# Panne imac G5, diagnostic ?



## hegemonikon (6 Février 2010)

Je suis en train d'essayer de dépanner  l'iMac G5 d'un copain avec quelques soucis; c'est un modèle de la 1ère génération (celui avec une carte video GeForce) qui semble être réputé pour son manque de fiabilité.
L'alimentation électrique du bestiau a grillé et a été changée par un professionnel du mac sur Lyon mais depuis  l'engin plante en boucle (avec le message multilingue qui demande de redémarrer l'ordinateur), l'erreur apparaissant de façon sporadique du démarrage à au maximum 5 minutes après l'arrivée du bureau OSX. Le réparateur diagnostique une carte mère défaillante et propose un beau devis de 500&#8364; (sic!)pour la changer). J'ai conseillé au copain de se racheter un iMac neuf de la dernière génération mais j'essaie quand même de voir si je ne suis pas meilleur qu'un réparateur agréé mac (vanité des vanités...:love,

J'ai essayé de réinstaller OSX avec la barrette de mémoire d'origine (samsung 512), 2 samsung 1g certifiées et de la corsair et kingston compatibles d'occase avec les même symptômes...

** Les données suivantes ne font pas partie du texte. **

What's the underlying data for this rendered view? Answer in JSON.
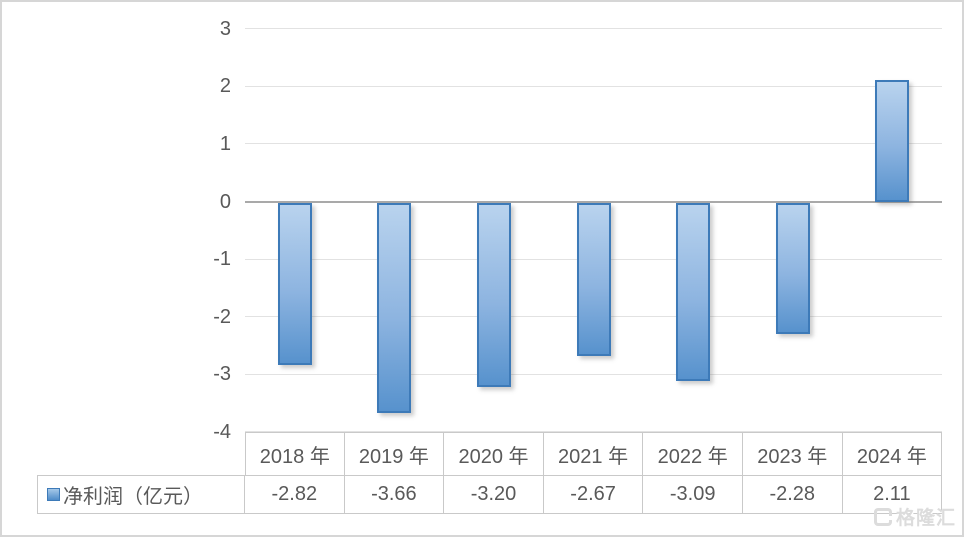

Réflexe de vieux con je "zap" la _pram _et miracle ! Si j'ai les même ennuis avec les 2 barrettes 1g des différentes marques je note que les plantages sont moins systématiques et arrivent après plusieurs dizaines de minutes; en testant les 512m d'origine je peux installer OSX (10.3 & 10.4 & 10.5 avec de meilleurs résultats sous l'OS le plus vieux) et surtout le mac tient plusieurs heures sans plantage même si celui-ci survient sans manquer entre 2 et 6 heures après le démarrage...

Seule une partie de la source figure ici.